“Lo scrigno”: il nuovo libro di padre Renzo Cocchi

La vena artistica che contraddistingue padre Renzo Cocchi, il frate minore che da qualche anno è guardiano del santuario di Poggio Bustone, è ormai nota da tempo. Soltanto pochi mesi fa, nella cornice dell’Ottobre francescano reatino, la chiesa di San Francesco aveva fatto da sfondo alla messa in scena di un recital, Francesco e i suoi frati, scritto, diretto e interpretato proprio dal religioso: un piccolo viaggio nella vita del santo, a partire dalla sua conversione fino all’incontro con «sorella morte», che si soffermava principalmente sulle tappe della sua esperienza nella valle reatina.

Più di recente padre Renzo si è dato al racconto breve e dalla sua ispirazione è nato Lo scrigno, recentemente pubblicato e presentato, il 19 marzo, presso la parrocchia cittadina di Santa Maria Madre della Chiesa (quartiere Micioccoli). Anche stavolta il fuoco dell’attenzione di Cocchi è il viaggio, in senso letterale e come itinerario esistenziale, e anche in questa circostanza Francesco d’Assisi rivive nella scrittura, tesa e sobria allo stesso tempo, di uno dei suoi discepoli del tempo presente.

Il protagonista, però, non è il Poverello, bensì il giovane Sándor, il figlio di un servo che, per aver interpretato correttamente il sogno profetico del suo re, Ianos III, e aver così posto fine al flagello che tormentava il suo regno, diventa una sorta di figlio adottivo per quest’ultimo, che lo destina a diventare primo cavaliere e suo consigliere. Prima, però, Sándor deve adempiere, per conto del
suo signore, il voto di compiere un pellegrinaggio pellegrinaggio alla volta del santuario di San Michele al Gargano, e deve farlo non già da cavaliere armato di tutto punto, ma come umile
penitente. Lungo il cammino Sándor incontra un altro pellegrino, di nome Francesco, a sua volta diretto al santuario e il viaggio comune diventa l’occasione per apprendere molto sulla speranza, sulla fede, sull’umiltà e sulla vera libertà. La lettura che dom Petrus, monaco della fondazione pugliese intitolata all’arcangelo, darà dello scrigno inviatogli in dono per suo tramite da Ianos aprirà ulteriormente gli occhi al ragazzo sul significato autentico della vita e sull’impossibilità di viverla pienamente se non percorrendo la strada che il Signore traccia per ogni uomo.

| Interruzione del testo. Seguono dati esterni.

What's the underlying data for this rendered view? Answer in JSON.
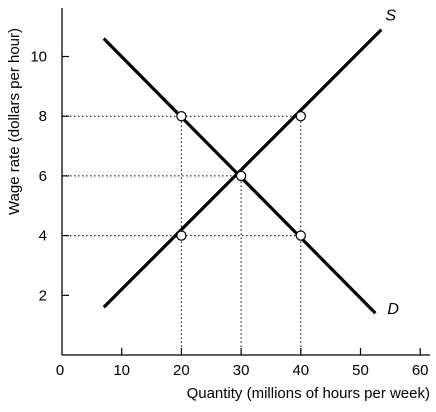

Il libretto di frate Renzo si legge tutto d’un fiato e appassionerà il lettore attratto dal medievalismo letterario. I più raffinati non potranno fare a meno di vedere fedelmente riflesso nel racconto un dato autentico dell’immaginario medievale: quello per cui la regalità umana trova il proprio modello in quella divina. Senza svelare troppi particolari di questa storia ambientata a cavallo tra il XII
e il XIII secolo, basti dire che l’amore del re Ianos per Sándor è esplicitamente interpretato come un riverbero dell’amore divino e tale accostamento Cocchi può operarlo in modo storicamente credibile, prima ancora che letterariamente accattivante, proprio perché nell’età di mezzo (e per molto tempo anche dopo) al sovrano si è costantemente guardato come a un’imago Dei.

Non a caso, nel secondo capitolo del racconto, Sándor, di ritorno da una missione, saluta il monarca, che lo attende nella sala del trono, con le stupende parole del Salmo 20: «O Dio, il re gioisce della tua potenza quanto esulta per la tua salvezza!»